初心者のための信用取引(その1)

最近株式投資を始めた投資家より信用取引についての質問が多い。信用取引の詳細についてはいろいろなサイトなどに詳しく述べられていますので、信用取引をまったく知らない投資家はそちらをご覧いただきたいと思います。

信用取引には「制度信用取引」と「一般信用取引」の二通りの方法があります。「制度信用取引」は、証券取引所に上場している株券等を対象とし、金利、品貸料及び返済期限等が証券取引所の規則により一律に決定されている信用取引です。「一般信用取引」は、証券取引所に上場している株券等を対象としますが、金利、品貸料及び返済期限等は、投資家と証券会社との間で自由に決定することができる信用取引です。

以下に述べます信用取引については「制度信用取引」について解説いたします。一般に信用取引は「資金の三倍まで取引できる」「信用取引は怖い」などのイメージではないかと思います。これらの考えはあまり正しくない認識ではないでしょうか。

信用取引では資金の三倍まで売買は可能ですが、資金の三倍まで買い付けして、それらが30%以上引かされてしまったら元金はゼロになってしまいます。一般には手持ちの株券などを担保にして信用取引をするのでしょうが、このような場合、相場が10%以上下落した時は、やはり元金はゼロになってしまいます。なぜなら、相場下落時には、担保とした株券の評価も同様に下がってしまうからです。

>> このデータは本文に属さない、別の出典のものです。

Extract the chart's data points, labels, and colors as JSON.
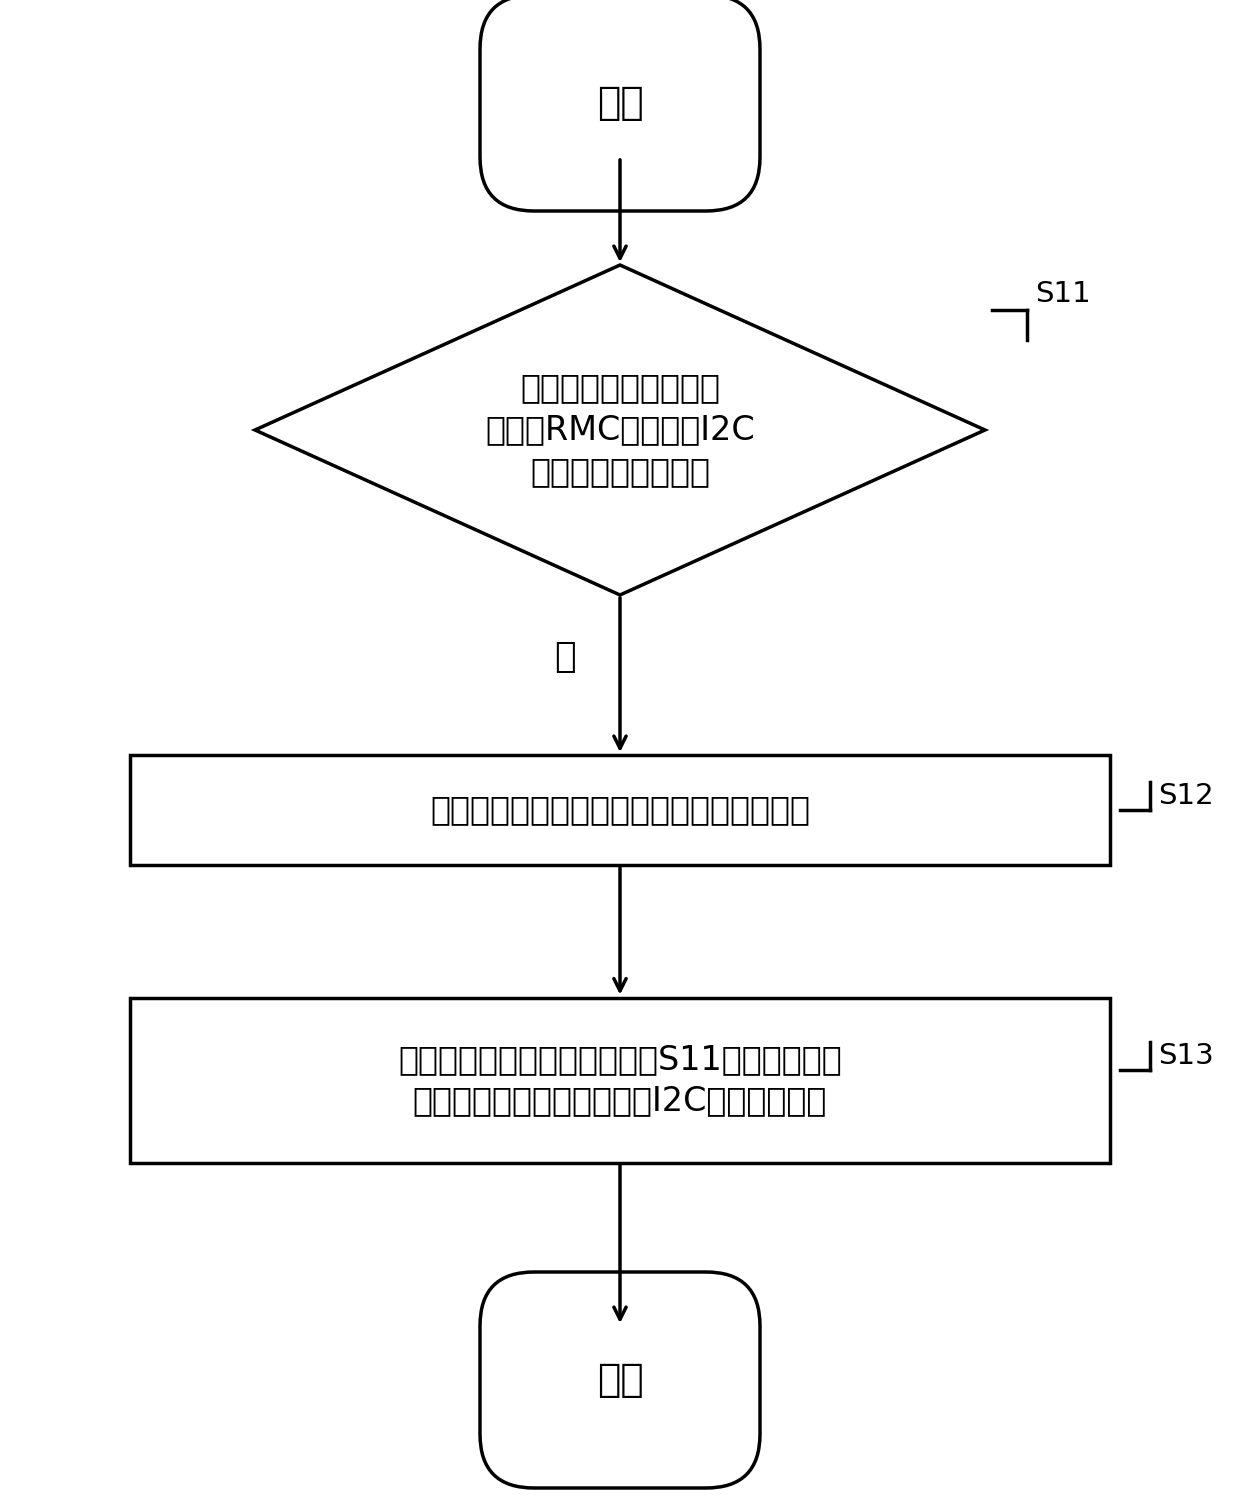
{
  "bg_color": "#ffffff",
  "line_color": "#000000",
  "text_color": "#000000",
  "start_text": "开始",
  "end_text": "结束",
  "diamond_text_lines": [
    "利用中板内的定时器中",
    "断检测RMC与中板的I2C",
    "总线中断是否被触发"
  ],
  "rect1_text_line": "对定时器中断中全局变量的当前计数值加一",
  "rect2_text_lines": [
    "以预设时间间隔重复执行步骤S11，直至当前计",
    "数值超过预设阈值，然后对I2C总线进行重置"
  ],
  "label_s11": "S11",
  "label_s12": "S12",
  "label_s13": "S13",
  "no_label": "否",
  "fig_width": 12.4,
  "fig_height": 15.06,
  "dpi": 100
}
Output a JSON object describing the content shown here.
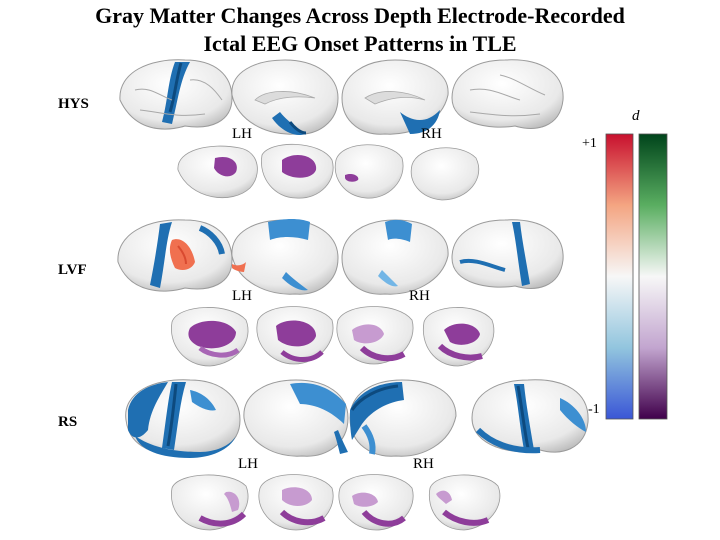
{
  "figure": {
    "title_line1": "Gray Matter Changes Across Depth Electrode-Recorded",
    "title_line2": "Ictal EEG Onset Patterns in TLE"
  },
  "rows": [
    {
      "label": "HYS",
      "lh": "LH",
      "rh": "RH"
    },
    {
      "label": "LVF",
      "lh": "LH",
      "rh": "RH"
    },
    {
      "label": "RS",
      "lh": "LH",
      "rh": "RH"
    }
  ],
  "colorbar": {
    "symbol": "d",
    "max_label": "+1",
    "min_label": "-1",
    "cortical_scale": [
      "#d7191c",
      "#f4a582",
      "#f7f7f7",
      "#92c5de",
      "#2c4fd8"
    ],
    "subcortical_scale": [
      "#00441b",
      "#5aae61",
      "#f7f7f7",
      "#c2a5cf",
      "#40004b"
    ]
  },
  "colors": {
    "atrophy_cortex": "#1f6fb2",
    "atrophy_cortex_dark": "#0d4a7e",
    "increase_cortex": "#f07050",
    "subcortical_atrophy": "#8e3d9a",
    "subcortical_light": "#c79bd0"
  }
}
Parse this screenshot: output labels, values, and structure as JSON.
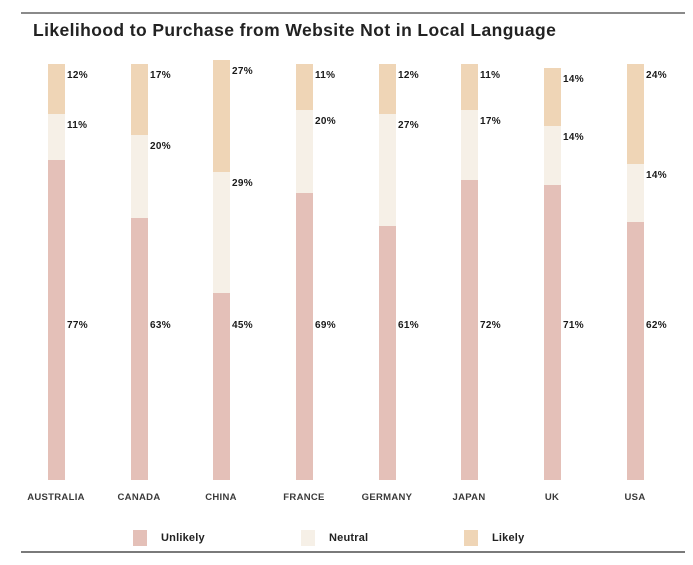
{
  "title": "Likelihood to Purchase from Website Not in Local Language",
  "colors": {
    "unlikely": "#e4c0b8",
    "neutral": "#f6f0e7",
    "likely": "#efd5b6",
    "rule": "#8a8a8a"
  },
  "legend": [
    {
      "key": "unlikely",
      "label": "Unlikely"
    },
    {
      "key": "neutral",
      "label": "Neutral"
    },
    {
      "key": "likely",
      "label": "Likely"
    }
  ],
  "chart_data": {
    "type": "bar",
    "stacked": true,
    "orientation": "vertical",
    "title": "Likelihood to Purchase from Website Not in Local Language",
    "xlabel": "",
    "ylabel": "",
    "ylim": [
      0,
      100
    ],
    "grid": false,
    "legend_position": "bottom",
    "categories": [
      "AUSTRALIA",
      "CANADA",
      "CHINA",
      "FRANCE",
      "GERMANY",
      "JAPAN",
      "UK",
      "USA"
    ],
    "series": [
      {
        "name": "Unlikely",
        "values": [
          77,
          63,
          45,
          69,
          61,
          72,
          71,
          62
        ]
      },
      {
        "name": "Neutral",
        "values": [
          11,
          20,
          29,
          20,
          27,
          17,
          14,
          14
        ]
      },
      {
        "name": "Likely",
        "values": [
          12,
          17,
          27,
          11,
          12,
          11,
          14,
          24
        ]
      }
    ],
    "data_labels": {
      "Unlikely": [
        "77%",
        "63%",
        "45%",
        "69%",
        "61%",
        "72%",
        "71%",
        "62%"
      ],
      "Neutral": [
        "11%",
        "20%",
        "29%",
        "20%",
        "27%",
        "17%",
        "14%",
        "14%"
      ],
      "Likely": [
        "12%",
        "17%",
        "27%",
        "11%",
        "12%",
        "11%",
        "14%",
        "24%"
      ]
    }
  }
}
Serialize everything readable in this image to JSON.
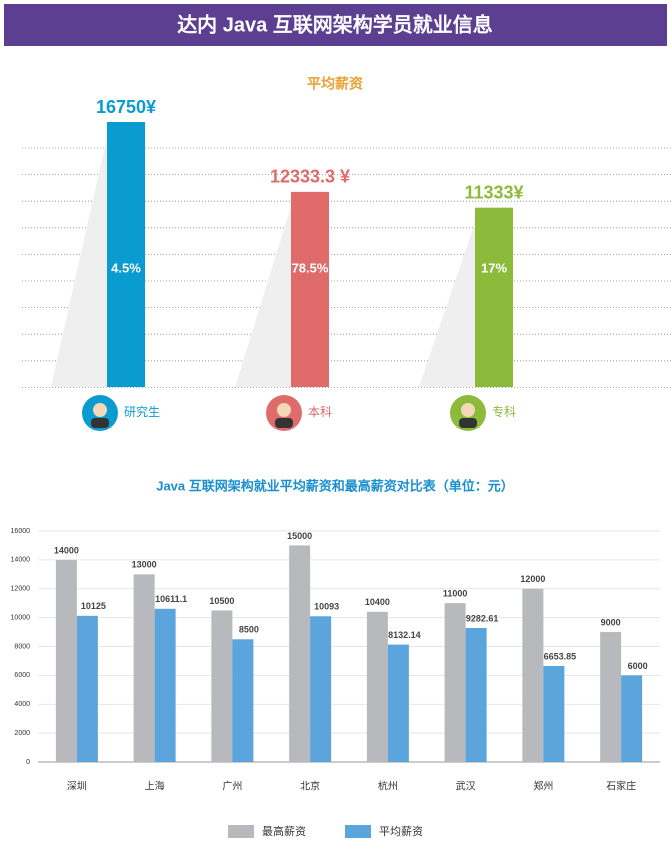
{
  "header": {
    "title": "达内 Java 互联网架构学员就业信息"
  },
  "chart_data": [
    {
      "type": "bar",
      "title": "平均薪资",
      "categories": [
        "研究生",
        "本科",
        "专科"
      ],
      "values": [
        16750,
        12333.3,
        11333
      ],
      "value_labels": [
        "16750¥",
        "12333.3 ¥",
        "11333¥"
      ],
      "colors": [
        "#0a9bd0",
        "#e06b6b",
        "#8cbb3c"
      ],
      "shares": {
        "values": [
          4.5,
          78.5,
          17
        ],
        "value_labels": [
          "4.5%",
          "78.5%",
          "17%"
        ]
      }
    },
    {
      "type": "grouped-bar",
      "title": "Java 互联网架构就业平均薪资和最高薪资对比表（单位：元）",
      "categories": [
        "深圳",
        "上海",
        "广州",
        "北京",
        "杭州",
        "武汉",
        "郑州",
        "石家庄"
      ],
      "series": [
        {
          "name": "最高薪资",
          "color": "#b8b9bc",
          "values": [
            14000,
            13000,
            10500,
            15000,
            10400,
            11000,
            12000,
            9000
          ]
        },
        {
          "name": "平均薪资",
          "color": "#5ba5dc",
          "values": [
            10125,
            10611.1,
            8500,
            10093,
            8132.14,
            9282.61,
            6653.85,
            6000
          ]
        }
      ],
      "ylim": [
        0,
        16000
      ],
      "yticks": [
        0,
        2000,
        4000,
        6000,
        8000,
        10000,
        12000,
        14000,
        16000
      ],
      "grid": true,
      "legend": "bottom"
    }
  ]
}
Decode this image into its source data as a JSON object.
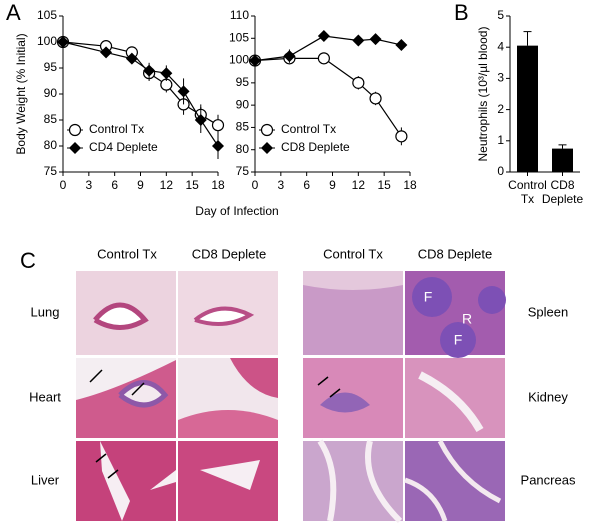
{
  "panel_labels": [
    "A",
    "B",
    "C"
  ],
  "chart_data": [
    {
      "type": "line",
      "ylabel": "Body Weight (% Initial)",
      "xlabel": "Day of Infection",
      "x": [
        0,
        5,
        8,
        10,
        12,
        14,
        16,
        18
      ],
      "series": [
        {
          "name": "Control Tx",
          "color": "#000000",
          "marker": "circle",
          "values": [
            100,
            99.2,
            98,
            94,
            91.8,
            88,
            86,
            84
          ],
          "errors": [
            0,
            0.6,
            0.8,
            1.5,
            1.5,
            2,
            2,
            2
          ]
        },
        {
          "name": "CD4 Deplete",
          "color": "#000000",
          "marker": "diamond",
          "values": [
            100,
            98,
            96.8,
            94.5,
            94,
            90.5,
            85,
            80
          ],
          "errors": [
            0,
            0.6,
            0.8,
            1.5,
            1.5,
            2.5,
            2.5,
            2.5
          ]
        }
      ],
      "xlim": [
        0,
        18
      ],
      "xticks": [
        0,
        3,
        6,
        9,
        12,
        15,
        18
      ],
      "ylim": [
        75,
        105
      ],
      "yticks": [
        75,
        80,
        85,
        90,
        95,
        100,
        105
      ],
      "legend": "lower left"
    },
    {
      "type": "line",
      "x": [
        0,
        4,
        8,
        12,
        14,
        17
      ],
      "series": [
        {
          "name": "Control Tx",
          "color": "#000000",
          "marker": "circle",
          "values": [
            100,
            100.5,
            100.5,
            95,
            91.5,
            83
          ],
          "errors": [
            0,
            1,
            1.2,
            1.5,
            1.5,
            2
          ]
        },
        {
          "name": "CD8 Deplete",
          "color": "#000000",
          "marker": "diamond",
          "values": [
            100,
            101,
            105.5,
            104.5,
            104.8,
            103.5
          ],
          "errors": [
            0,
            1.5,
            0.8,
            1,
            1,
            1
          ]
        }
      ],
      "xlim": [
        0,
        18
      ],
      "xticks": [
        0,
        3,
        6,
        9,
        12,
        15,
        18
      ],
      "ylim": [
        75,
        110
      ],
      "yticks": [
        75,
        80,
        85,
        90,
        95,
        100,
        105,
        110
      ],
      "legend": "lower left"
    },
    {
      "type": "bar",
      "ylabel": "Neutrophils (10³/µl blood)",
      "categories": [
        "Control Tx",
        "CD8 Deplete"
      ],
      "values": [
        4.05,
        0.75
      ],
      "errors": [
        0.45,
        0.12
      ],
      "color": "#000000",
      "ylim": [
        0,
        5
      ],
      "yticks": [
        0,
        1,
        2,
        3,
        4,
        5
      ]
    }
  ],
  "histology": {
    "left": {
      "columns": [
        "Control Tx",
        "CD8 Deplete"
      ],
      "rows": [
        "Lung",
        "Heart",
        "Liver"
      ]
    },
    "right": {
      "columns": [
        "Control Tx",
        "CD8 Deplete"
      ],
      "rows": [
        "Spleen",
        "Kidney",
        "Pancreas"
      ]
    },
    "annotations": [
      "F",
      "R",
      "F"
    ]
  }
}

このようなことから「信用取引は怖い」ということになるのでしょうか。信用取引の本来の利用方法は、現物株を何らかの理由により処分できない場合に「つなぎ」などにより下落分を保全する意味合いでヘッジなどに利用することが本来の利用法であると考えます。

信用取引の本来の利用方法を説明せず「資金の三倍まで取引できる」ことを前面にアピールする証券会社がいかに多いことか。証券業界の体質やモラルが問われるところです。業界関係者は株式初心者に対して、利益至上主義に走らず、もう少し株式投資の本質的な教育やアドバイスを行うべきであると考えます。そうすることにより、個人投資家も増え業界の活性化もはかれるのではないでしょうか。